Rich. Decadent. Bursting with flavor. And so easy!
Use as a main meal with a side of salad and broccoli. Or use as a side with beef or chicken. Either way, this recipe is a win-win. It's even good, cold!
Because it's under pressure, cut the veggies a bit larger than you would normally. I have found the saute mode on the Instant Pot to be a bit on the hot side. To brown the sausage, keep it moving so it does not scorch. Sometimes I simply lift the liner out for a bit so it does not get too hot.
- 1 pound bulk Italian sausage (I use medium, not sweet)
- 1 cup green pepper, chopped (not diced)
- 1 cup yellow onion, chopped (not diced)
- 2 medium cloves garlic, smashed and chopped
- 1, 8-ounce package sliced white mushrooms
- 1, 2.25-ounce can sliced black olives, drained and rinsed
- 1, 10-ounce can Rotel Fire-Roasted Diced Tomatoes with Chilies
- 1, 14.5 can reduced sodium chicken broth
- 1, 16-ounce brick Velveeta Original Cheese
- 1.5 cups raw, long grained rice (I use Uncle Ben's Converted Rice)
- 1/2 teaspoon smoked paprika
- Salt and Pepper to taste
Place Instant Pot on saute mode.

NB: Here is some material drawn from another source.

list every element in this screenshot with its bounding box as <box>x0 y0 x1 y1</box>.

Add a bit of butter and olive and saute green pepper, yellow onion and mushrooms just until they begin to turn a bit soft. Add a bit of salt and pepper. Last, add garlic and cook for about 30 seconds. Remove mixture to a plate.
Add a bit of olive oil to the IP and add sausage. Cook until no longer pink and it is crumbly. Keep the sausage moving so it does not scorch. Add the rice and stir for about one minute. If mixture is too dry, add a bit more olive oil.
Add the vegetable mixture. Stir. Add the chicken broth, Rotel tomatoes and smoked paprika. Stir. Taste for seasonings. Mix in the black olives. Allow to come to a simmer.
Shut off saute mode. Lock lid into place. Put vent on sealing. Cook on high pressure for five minutes.
When finished, allow to sit in pot for about ten minutes.
Vent the pot. Remove lid. Begin adding chunks of Velveeta stirring as you go until it melts. I use the entire brick, but you don't have to.